2017-06-26 09:53:15 来源:福建法治报

如今能让我一口气看完的书委实不多,《上学记》就是其中一本。之所以引我入胜,原因有二:其一是语言通俗晓畅,叙述如聊家常;其二是民国名士竞相登台亮相,展示鲜为人知的个性风采。尤其是闻一多、刘文典、曾昭抡等人某些独立特行的言行令人忍俊不禁,拍案叫绝。

《上学记》是由何兆武先生口述,文靖执笔的一部回忆录,主要回忆何先生从北京师大附中到云南的西南联大再到北京革大这一求学阶段的所见所闻。“忆先生”这一章最为经典,执笔者以何先生亲历或亲闻的视角,冷静客观的叙述,对活跃于大学校园里的诸多教授老师进行了片断式的夹叙夹议,让人趣味横生大开眼界。

比如“一包热情”的闻一多。书中说有一次,温德先生和我们谈起闻先生,说:“他就是一包热情。”接着又摇摇头,说:“不过搞政治可不能单凭一包热情。”言下似有惋惜之意。西安事变爆发后,闻先生拥蒋,反对张学良,曾在教授会上痛斥:“怎么能够劫持统帅?”及至上世纪40年代,闻先生亲身感受了国民党政权的腐败和黑暗,又满腔热忱投入民主运动,最后遭国民党特务枪杀。
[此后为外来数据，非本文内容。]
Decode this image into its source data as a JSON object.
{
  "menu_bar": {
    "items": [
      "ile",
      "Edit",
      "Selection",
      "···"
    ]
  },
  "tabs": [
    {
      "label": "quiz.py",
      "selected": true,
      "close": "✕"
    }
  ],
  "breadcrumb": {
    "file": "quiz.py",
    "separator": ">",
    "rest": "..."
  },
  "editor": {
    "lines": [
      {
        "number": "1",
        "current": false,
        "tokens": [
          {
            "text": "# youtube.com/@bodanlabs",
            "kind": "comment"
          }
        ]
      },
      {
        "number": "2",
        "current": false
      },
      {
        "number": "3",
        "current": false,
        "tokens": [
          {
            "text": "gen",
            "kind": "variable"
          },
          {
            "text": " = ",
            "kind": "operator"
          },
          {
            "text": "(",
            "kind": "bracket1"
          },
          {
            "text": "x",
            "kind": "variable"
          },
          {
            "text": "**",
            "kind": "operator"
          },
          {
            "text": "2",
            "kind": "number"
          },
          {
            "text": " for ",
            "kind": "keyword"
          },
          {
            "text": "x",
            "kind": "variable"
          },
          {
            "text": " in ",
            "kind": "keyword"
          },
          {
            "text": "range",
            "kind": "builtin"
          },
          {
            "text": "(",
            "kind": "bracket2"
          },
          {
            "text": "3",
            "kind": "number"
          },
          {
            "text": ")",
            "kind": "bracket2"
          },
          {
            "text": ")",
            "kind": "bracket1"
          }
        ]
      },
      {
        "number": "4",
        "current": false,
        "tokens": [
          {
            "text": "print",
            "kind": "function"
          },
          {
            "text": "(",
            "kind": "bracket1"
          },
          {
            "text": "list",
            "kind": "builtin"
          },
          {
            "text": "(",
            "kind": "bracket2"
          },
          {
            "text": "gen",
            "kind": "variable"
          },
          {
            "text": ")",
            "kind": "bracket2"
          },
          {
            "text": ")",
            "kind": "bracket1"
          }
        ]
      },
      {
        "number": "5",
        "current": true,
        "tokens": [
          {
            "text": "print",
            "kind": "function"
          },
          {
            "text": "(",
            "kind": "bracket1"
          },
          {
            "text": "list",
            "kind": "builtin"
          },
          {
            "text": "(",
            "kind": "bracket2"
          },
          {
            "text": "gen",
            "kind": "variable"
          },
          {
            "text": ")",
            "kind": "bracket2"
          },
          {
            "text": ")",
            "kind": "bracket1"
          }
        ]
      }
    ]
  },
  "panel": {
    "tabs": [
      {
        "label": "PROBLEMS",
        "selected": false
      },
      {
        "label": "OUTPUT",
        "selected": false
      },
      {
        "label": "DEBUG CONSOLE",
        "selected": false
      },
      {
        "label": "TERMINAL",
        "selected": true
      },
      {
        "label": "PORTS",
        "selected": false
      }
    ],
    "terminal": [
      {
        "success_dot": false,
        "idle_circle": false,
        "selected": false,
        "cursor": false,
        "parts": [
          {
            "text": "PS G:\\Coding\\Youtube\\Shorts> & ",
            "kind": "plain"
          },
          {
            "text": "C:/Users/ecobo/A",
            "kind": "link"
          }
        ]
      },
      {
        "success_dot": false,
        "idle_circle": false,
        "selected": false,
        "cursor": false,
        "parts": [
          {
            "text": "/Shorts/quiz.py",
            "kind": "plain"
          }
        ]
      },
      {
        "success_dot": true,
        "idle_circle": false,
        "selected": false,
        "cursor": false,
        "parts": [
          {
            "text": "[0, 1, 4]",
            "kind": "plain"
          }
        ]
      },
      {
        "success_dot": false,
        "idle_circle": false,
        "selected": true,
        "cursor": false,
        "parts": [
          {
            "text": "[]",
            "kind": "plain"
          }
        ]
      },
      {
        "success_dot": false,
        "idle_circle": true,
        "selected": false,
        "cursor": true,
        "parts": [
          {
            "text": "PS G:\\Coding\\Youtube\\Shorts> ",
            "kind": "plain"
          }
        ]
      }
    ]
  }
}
比如爱发牢骚的张奚若。张奚若曾在课堂里扯闲话说:亚里士多德说:“人是政治的动物”,动物过的是单纯的生活,但是人除此之外还应该有高贵的生活,现在米都卖到五千块钱一担了,单纯生活都维持不了,还谈什么高贵的生活。最能体现其胆识的牢骚话是这样说的:“现在已经是民国,为什么还老喊万岁?那是皇上才提的。”(指“蒋委员长万岁”)

比如忤逆权贵的刘文典。北伐时候刘文典是安徽大学校长,蒋介石到安徽时,照例要请当地的名流见面。蒋介石是很注重仪表的一个人,可是刘文典挺干瘪的一个老头儿,还戴着眼镜。蒋介石看他其貌不扬,问:“你就是刘文典吗?”他回了一句:“你就是蒋介石吗?”一下子把蒋介石给惹恼了,把他抓了起来。后来经蔡元培、吴稚晖等等元老保释,才把他放出来。

比如个性张扬的曾昭抡。曾昭抡是曾国藩的后人,不仅家势显赫而且学有所成,在化学界是个大名鼎鼎的人物。何先生回忆说:曾先生这个人非常有个性,蓝布大褂总是破破烂烂,趿拉着两只布鞋,头发也挺乱。朱家骅做中央大学校长的时候,有一次召集各系主任开会,曾昭抡也来了。朱家骅不认得他,问是哪一系的,曾昭抡答是化学系的。朱家骅看他破破烂烂的,就说:“去把你们系主任找来开会。”曾昭抡没有答话,扭头走出来,回宿舍后,卷起铺盖就离开了。随后他去了北大化学系,照样做系主任。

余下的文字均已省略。